Parliament Adopts Corporate Income Tax Reform Bill in First Reading
Tuesday, April 19
Parliament passed on April 15 with its first reading bill on corporate income tax reform, known as the Estonian model.
According to the bill, corporate income tax (a regular rate is 15%) will only apply to distributed profit; undistributed profits, reinvested or retained, will not be subject to income taxation starting from January 2017.
However, unlike other businesses, the rule will apply to banks, insurance companies, microfinance institutions and pawnbroking businesses starting from 2019.
The 2016 state budget targets revenues from corporate income tax at GEL 980 million, accounting for more than 11% of budget expenditures and 12.3% of total tax revenues of GEL 7.98 billion planned for this year.
Deputy Finance Minister Lasha Khutsishvili told lawmakers that according to government’s estimation state confers will receive GEL 600 million less in corporate tax revenues next year when the reform goes into force and there will be GEL 300-400 million less in 2018.
“On the third and fourth year of the reform, this loss is expected to be fully compensated at the expense of economic growth,” which this reform should stimulate, he added.
The Government’s initial draft envisaged enacting the new rule from July 2016, but decided to delay it until 2017 citing the request of some business lobby groups, which said that applying of the reform in the middle of the tax year would be “quite problematic for implementation.”
According to the bill, a calendar year, which is now the tax period for corporate income tax, will be replaced by a month.
In other amendments to the tax code, only the Finance Ministry’s Revenue Service will remain authorized to carry out tax inspections; the Finance Ministry’s Investigative Service, or financial police as it is known informally, as well as other law enforcement agencies will no longer have these powers.

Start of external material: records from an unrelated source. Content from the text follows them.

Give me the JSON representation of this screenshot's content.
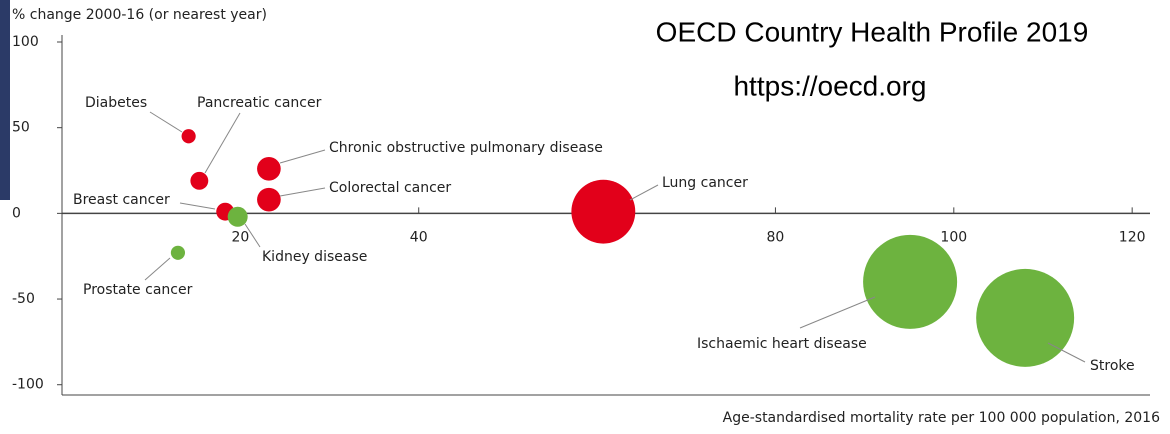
{
  "chart_data": {
    "type": "bubble",
    "overlay": [
      "OECD Country Health Profile 2019",
      "https://oecd.org"
    ],
    "y_label": "% change 2000-16 (or nearest year)",
    "x_label": "Age-standardised mortality rate per 100 000 population, 2016",
    "points": [
      {
        "label": "Diabetes",
        "x": 14.2,
        "y": 45,
        "size": 5,
        "color": "#e2001a"
      },
      {
        "label": "Pancreatic cancer",
        "x": 15.4,
        "y": 19,
        "size": 8,
        "color": "#e2001a"
      },
      {
        "label": "Chronic obstructive pulmonary disease",
        "x": 23.2,
        "y": 26,
        "size": 14,
        "color": "#e2001a"
      },
      {
        "label": "Colorectal cancer",
        "x": 23.2,
        "y": 8,
        "size": 14,
        "color": "#e2001a"
      },
      {
        "label": "Breast cancer",
        "x": 18.3,
        "y": 1,
        "size": 8,
        "color": "#e2001a"
      },
      {
        "label": "Kidney disease",
        "x": 19.7,
        "y": -2,
        "size": 10,
        "color": "#6db33f"
      },
      {
        "label": "Prostate cancer",
        "x": 13,
        "y": -23,
        "size": 5,
        "color": "#6db33f"
      },
      {
        "label": "Lung cancer",
        "x": 60.7,
        "y": 1,
        "size": 102,
        "color": "#e2001a"
      },
      {
        "label": "Ischaemic heart disease",
        "x": 95.1,
        "y": -40,
        "size": 221,
        "color": "#6db33f"
      },
      {
        "label": "Stroke",
        "x": 108,
        "y": -61,
        "size": 240,
        "color": "#6db33f"
      }
    ],
    "xlim": [
      0,
      122
    ],
    "xticks": [
      20,
      40,
      80,
      100,
      120
    ],
    "ylim": [
      -106,
      100
    ],
    "yticks": [
      100,
      50,
      0,
      -50,
      -100
    ]
  }
}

Existing legislation allows the relevant authorities to order the freezing of bank accounts of business entities in the case of tax disputes. The Revenue Service will retain this power, but a decision on freezing bank accounts will require authorization from the court within 48 hours. If the request is declined or if the court fails to consider the request within 48 hours, the freeze on bank accounts should be removed, according to the bill.